The verdict was based on today’s world of “matchbox-sized camcorders, camera-phones, always-on broadband, RFID” and the explosion of online portals that host photographs.

“Civilians…can expect their image to be captured not only by CCTV cameras, but by amateur photographers who will publish their pictures on the Web,” the academy said.

“It has commonly been accepted that a photographer wishing to publish a photograph must seek permission from anyone appearing in it, but current behaviour makes this almost impossible.

“As ways of searching the internet also improve, pictures, and other personal information, on hitherto obscure web pages will become easier to locate.”

It added that citizens are in no position to accept or reject surveillance, meaning the definition of what counts as a reasonable expectation of privacy will “inevitably change.”

According to the academy, the only solution lies with the designers and architects of new IT systems, as well as engineers, who it said have a responsibility to enhance data protection.

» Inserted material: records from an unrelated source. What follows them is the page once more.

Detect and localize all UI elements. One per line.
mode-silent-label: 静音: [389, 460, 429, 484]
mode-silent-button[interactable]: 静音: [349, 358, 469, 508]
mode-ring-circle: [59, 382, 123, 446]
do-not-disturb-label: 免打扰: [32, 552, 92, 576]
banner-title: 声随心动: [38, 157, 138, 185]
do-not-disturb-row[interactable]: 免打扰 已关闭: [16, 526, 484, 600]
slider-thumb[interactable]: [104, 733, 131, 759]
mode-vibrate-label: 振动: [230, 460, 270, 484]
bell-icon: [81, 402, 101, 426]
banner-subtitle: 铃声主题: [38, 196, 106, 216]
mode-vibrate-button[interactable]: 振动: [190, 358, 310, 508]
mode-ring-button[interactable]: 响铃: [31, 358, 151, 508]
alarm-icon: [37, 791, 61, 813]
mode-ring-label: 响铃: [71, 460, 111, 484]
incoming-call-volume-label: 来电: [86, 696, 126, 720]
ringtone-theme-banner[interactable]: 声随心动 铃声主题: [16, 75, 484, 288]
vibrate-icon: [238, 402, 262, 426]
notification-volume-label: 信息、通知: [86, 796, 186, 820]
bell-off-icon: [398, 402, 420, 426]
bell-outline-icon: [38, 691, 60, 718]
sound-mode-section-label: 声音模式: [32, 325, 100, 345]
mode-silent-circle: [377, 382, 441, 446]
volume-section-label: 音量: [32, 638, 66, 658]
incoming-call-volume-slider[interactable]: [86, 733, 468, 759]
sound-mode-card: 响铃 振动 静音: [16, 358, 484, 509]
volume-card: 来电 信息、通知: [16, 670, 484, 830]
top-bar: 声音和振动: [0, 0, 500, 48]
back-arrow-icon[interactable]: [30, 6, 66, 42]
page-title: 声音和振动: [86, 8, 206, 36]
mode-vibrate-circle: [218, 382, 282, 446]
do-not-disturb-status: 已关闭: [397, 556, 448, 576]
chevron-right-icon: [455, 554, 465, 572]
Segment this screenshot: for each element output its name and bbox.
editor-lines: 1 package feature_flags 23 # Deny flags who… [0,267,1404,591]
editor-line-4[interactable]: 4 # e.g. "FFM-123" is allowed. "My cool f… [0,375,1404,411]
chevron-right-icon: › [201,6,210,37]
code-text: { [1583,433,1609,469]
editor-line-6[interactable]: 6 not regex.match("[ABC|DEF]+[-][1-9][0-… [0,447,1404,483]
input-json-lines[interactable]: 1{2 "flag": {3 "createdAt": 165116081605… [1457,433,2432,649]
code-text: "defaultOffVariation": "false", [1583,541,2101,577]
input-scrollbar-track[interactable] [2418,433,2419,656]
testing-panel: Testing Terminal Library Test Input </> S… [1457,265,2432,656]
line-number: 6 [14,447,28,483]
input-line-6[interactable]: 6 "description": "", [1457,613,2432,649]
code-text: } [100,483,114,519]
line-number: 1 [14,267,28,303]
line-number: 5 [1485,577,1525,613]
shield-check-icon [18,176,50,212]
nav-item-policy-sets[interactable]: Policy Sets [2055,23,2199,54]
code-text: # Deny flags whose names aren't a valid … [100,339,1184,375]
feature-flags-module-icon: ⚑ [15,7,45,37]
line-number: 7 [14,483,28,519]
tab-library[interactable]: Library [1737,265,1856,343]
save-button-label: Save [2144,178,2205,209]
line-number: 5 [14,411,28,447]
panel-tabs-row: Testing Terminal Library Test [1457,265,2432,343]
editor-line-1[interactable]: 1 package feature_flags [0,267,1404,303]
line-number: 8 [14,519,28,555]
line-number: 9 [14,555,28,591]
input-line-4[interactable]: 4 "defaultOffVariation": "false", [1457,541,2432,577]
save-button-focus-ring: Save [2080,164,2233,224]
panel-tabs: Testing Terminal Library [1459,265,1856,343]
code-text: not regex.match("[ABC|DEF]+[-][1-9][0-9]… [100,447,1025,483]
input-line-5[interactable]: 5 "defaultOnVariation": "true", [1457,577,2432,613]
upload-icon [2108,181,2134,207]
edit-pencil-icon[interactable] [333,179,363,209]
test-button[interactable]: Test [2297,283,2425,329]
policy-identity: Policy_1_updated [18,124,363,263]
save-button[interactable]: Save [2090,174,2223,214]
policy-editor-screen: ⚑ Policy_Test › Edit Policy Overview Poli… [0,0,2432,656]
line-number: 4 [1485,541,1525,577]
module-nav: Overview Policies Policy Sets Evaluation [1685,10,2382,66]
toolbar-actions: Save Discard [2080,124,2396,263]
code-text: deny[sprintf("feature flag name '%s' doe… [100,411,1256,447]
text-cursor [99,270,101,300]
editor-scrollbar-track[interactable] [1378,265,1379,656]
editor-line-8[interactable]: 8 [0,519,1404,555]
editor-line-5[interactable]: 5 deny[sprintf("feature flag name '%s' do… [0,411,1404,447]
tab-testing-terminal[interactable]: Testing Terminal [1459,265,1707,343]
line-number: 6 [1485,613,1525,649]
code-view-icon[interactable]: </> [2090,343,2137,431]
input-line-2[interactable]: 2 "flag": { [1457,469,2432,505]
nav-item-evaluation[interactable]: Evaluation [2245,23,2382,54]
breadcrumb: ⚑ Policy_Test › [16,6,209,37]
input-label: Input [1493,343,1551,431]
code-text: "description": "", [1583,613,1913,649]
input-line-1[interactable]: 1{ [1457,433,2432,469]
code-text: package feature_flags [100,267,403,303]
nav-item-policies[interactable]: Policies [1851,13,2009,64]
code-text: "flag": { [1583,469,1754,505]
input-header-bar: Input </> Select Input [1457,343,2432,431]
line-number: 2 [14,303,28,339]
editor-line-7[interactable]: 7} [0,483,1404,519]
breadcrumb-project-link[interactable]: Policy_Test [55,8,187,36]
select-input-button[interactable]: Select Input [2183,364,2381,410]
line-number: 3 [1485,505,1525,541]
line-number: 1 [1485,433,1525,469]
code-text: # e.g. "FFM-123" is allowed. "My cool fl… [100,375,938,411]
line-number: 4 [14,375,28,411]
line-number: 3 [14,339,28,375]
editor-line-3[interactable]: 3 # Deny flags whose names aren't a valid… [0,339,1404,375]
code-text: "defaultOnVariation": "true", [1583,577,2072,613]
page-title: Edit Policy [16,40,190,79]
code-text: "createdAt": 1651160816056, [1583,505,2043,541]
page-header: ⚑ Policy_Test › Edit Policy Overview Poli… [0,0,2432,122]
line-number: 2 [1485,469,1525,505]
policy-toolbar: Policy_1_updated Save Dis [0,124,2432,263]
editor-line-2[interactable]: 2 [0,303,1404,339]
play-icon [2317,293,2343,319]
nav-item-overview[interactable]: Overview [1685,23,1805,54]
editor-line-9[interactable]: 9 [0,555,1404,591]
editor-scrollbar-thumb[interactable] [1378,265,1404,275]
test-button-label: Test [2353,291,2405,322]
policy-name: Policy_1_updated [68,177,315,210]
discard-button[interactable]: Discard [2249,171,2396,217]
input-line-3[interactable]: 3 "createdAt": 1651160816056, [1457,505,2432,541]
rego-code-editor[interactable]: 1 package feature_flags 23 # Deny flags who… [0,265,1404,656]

“Research should be pursued into the possibility of 'designing for privacy' and a concern for privacy should be encouraged amongst practising engineers and engineering teachers,” the study added.

“Possibilities include designing methods of payment for travel and other goods and services without revealing identity; and protecting electronic personal information by using similar methods to those used for protecting copyrighted electronic material.”

Engineers and IT professionals are however powerless to act against the growing network of CCTV cameras, which the academy said may, overall, be counterproductive.

The academy cited an increasing amount of evidence that CCTV operators engage in racial and socio-economic profiling, which typically penalises black males.

According to Norris and Armstrong, the “gaze of the cameras do not fall equally on users of the street but on those who are stereotypically predefined as potentially deviant, or through appearance and demeanor are singled out by operators as unrespectable.”

CCTV cameras were this week reported to be the subject of a major upgrade by the Home Office following concern from police about the quality of images supplied as evidence.

The Daily Telegraph has claimed new laws would require camera operators to ensure that their equipment records images good enough for police investigations.

Figures show Britain has by far the largest number of surveillance cameras in the world with an estimated five million in public and private ownership – about one for every 12 people.